Fellow blogger, Georgia Patrick, brought up some great thoughts in an email series we bounced back and forth. This is a common question (and complaint) that I address all the time. I thought it may be important for this to be brought up here.
If you have comments or proof of shorter copy working better than longer copy - PLEASE let me know!
The Initial Email…
I have a question for you.
Your copy is long. It's a lot of reading and scrolling.
My question is, how does that work?
It must work or you would do something else. Who goes through that much content and buys from you? Perhaps you have explained this before in your books or presentations.

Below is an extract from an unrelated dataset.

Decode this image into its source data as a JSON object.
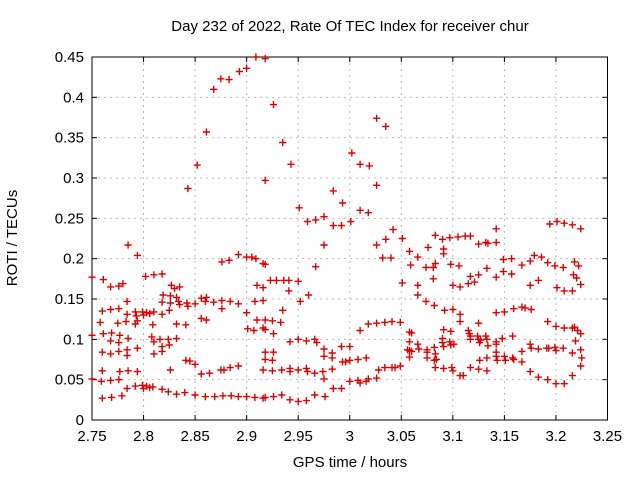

I run across these long, text heavy sites, promising business success and I just wonder how that works for the buyer and seller?
Thank you,
Georgia Patrick
My response
Hi Georgia, glad you enjoyed that!
The copy debate on long copy vs. short has been going on for decades. Historically, long copy sales letters have always outperformed (in terms of measurable sales) shorter copy. But, that said, it is all about the testing. Long copy still works - but I am testing shorter copy with some clients to see if we can get better results with a shorter message.
It seems that no one would read all those words - but the facts prove they do. At least those who are interested in your product or service. Those that won't read the copy - typically wouldn't read short either - nor are they typically a real buyer.
That said - there are a ton of companies who are very successful who never use this approach - but they do have big budgets to run the "image" style ads that don't elicit an immediate response.
These types of ads have to run for a long time to get solid numbers.
It is all about the testing though - the only ones who can really tell you what works are the paying prospects. Let them decide which works better.